For years hormone replacement therapy, or HRT, was the preferred method for treating menopause. But in 2002, a nationwide study that linked HRT to an increased risk for heart disease, stroke, and breast cancer sent shock waves through the women’s health community.
In response, many women did without hormone treatments of any kind, leaving them to face menopause’s debilitating symptoms – hot flashes, mood swings, insomnia, and vaginal dryness– without relief. For a while, HRT fell into complete disrepute.
It’s taken nearly 15 years to undo the damage – and to vindicate HRT. After a re-evaluation of the 2002 study’s findings, researchers concluded that the observed health risks mainly had to do with the research participants’ age—nearly all were well over 60 and at least ten years past menopause — not with their use of HRT per se. In fact, these were not typical menopausal women, but a sub-class and their advanced age would likely have exposed them to a greater risk of major diseases anyway.
Another factor was that all of the women in the 2002 study had been treated with a single kind of HRT known as Prempro, which combines estrogen and synthetic progestin.

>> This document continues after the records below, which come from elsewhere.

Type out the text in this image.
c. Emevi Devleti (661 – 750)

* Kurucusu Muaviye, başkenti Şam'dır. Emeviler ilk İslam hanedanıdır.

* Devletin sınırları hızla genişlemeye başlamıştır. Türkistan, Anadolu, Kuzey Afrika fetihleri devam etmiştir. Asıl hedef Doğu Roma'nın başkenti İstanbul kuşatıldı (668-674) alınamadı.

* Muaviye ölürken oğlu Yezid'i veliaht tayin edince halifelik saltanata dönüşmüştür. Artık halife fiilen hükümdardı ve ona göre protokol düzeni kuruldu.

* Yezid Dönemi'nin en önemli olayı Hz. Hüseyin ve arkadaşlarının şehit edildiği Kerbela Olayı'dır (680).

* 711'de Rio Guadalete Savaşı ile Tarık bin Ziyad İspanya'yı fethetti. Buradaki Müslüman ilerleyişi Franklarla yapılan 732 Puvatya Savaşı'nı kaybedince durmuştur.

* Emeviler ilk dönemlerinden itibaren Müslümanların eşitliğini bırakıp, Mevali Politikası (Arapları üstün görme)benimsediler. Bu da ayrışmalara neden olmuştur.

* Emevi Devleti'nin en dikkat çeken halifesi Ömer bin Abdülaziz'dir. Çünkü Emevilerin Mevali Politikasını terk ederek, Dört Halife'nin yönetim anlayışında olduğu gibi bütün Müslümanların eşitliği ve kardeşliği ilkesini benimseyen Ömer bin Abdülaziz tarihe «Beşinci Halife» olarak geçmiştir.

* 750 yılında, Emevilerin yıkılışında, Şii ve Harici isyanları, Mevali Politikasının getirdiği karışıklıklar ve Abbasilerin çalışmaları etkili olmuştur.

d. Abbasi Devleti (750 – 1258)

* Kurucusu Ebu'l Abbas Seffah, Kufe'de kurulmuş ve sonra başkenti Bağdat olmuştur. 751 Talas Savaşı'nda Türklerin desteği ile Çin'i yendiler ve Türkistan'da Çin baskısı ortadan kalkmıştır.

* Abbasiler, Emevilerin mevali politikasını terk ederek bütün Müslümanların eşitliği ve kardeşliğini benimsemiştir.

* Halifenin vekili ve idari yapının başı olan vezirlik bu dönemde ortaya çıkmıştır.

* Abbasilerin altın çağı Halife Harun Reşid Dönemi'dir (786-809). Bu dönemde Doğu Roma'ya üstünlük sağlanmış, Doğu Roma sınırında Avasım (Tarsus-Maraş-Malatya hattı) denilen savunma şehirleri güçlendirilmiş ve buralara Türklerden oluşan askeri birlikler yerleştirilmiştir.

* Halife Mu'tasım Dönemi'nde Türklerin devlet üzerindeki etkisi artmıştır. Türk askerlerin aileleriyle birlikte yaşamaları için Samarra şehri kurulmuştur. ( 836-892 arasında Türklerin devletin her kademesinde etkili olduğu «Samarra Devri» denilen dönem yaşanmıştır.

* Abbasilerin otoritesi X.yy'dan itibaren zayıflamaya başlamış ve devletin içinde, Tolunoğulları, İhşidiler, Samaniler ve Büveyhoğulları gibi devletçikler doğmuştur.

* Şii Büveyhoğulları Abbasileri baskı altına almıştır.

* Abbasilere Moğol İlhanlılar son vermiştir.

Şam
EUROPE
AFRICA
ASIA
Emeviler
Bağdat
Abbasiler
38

Many of today’s HRTs combine estrogen with progesterone or estradiol, a safer mix, with no elevated risk for breast cancer.
In fact, there are some 40 other types of HRT that are tailored to different menopausal symptom profiles. These range from oral formulations to topical applications, which can be used alone or in combination. For example, women who only suffer from genital and urinary issues may find relief with trans-dermal or vaginal estrogen combined with low-dose oral estrogen.
Recent research on menopause-related cognitive impairment and mild dementia – often referred to as “brain fog” – has further validated the use of HRTs. There is also growing research on the effects of some HRT medications on anxiety and depression. For example, a study released in April 2019 showed that mid-life women treated with the HRT Tibolone for 12 weeks showed a significant reduction in their depression symptoms.
The HRT “scare” may have had a silver lining of sorts. Many women who were unwilling to endure the risks of HRTs turned to other methods – including diet, exercise, and “natural” medicines. Some studies still hostile to HRT have suggested that these other treatments are sufficient to treat menopausal conditions, which may well be true for some women.
For example, in 2017 a team of Spanish researchers led by Dr. Débora Godoy-Izquierdo head of the psychology department at the University of Granada examined the effects of regular exercise on 224 previously sedentary, post-menopausal women, ages 45-64. On average, the women reported feeling happier and more physically and mentally fit – with fewer hot flashes — as a result of their exercise program.
Some health specialists still skeptical of new and improved HRTs have also recommended “natural” hormones or bio-identical hormones compounded at special pharmacies. Alternatives labeled “natural” often sound good, in principle, but do not always pan out.
The main downside of these alternatives is that they lack the careful scrutiny that FDA approval provides. Dosage levels of hormones are critical to their efficacy — and to possible side effects. “Natural” hormone treatments can feature wide dosage variations, and carry an inherent risk. In addition, natural remedies, especially herbal supplements, can interact with prescription medications in ways that are harmful.
In the final analysis, women facing menopause should consider FDA-approved HRTs– the sooner the better. Women that start HRT within 10 years of menopause have a 30 percent lower mortality rate and 48 percent lower risk of heart disease compared to women who take a placebo, research shows.
That doesn’t mean that lifestyle changes are unimportant. Diet and exercise can only help. But they are best considered as healthy complements – not full-fledged substitutes.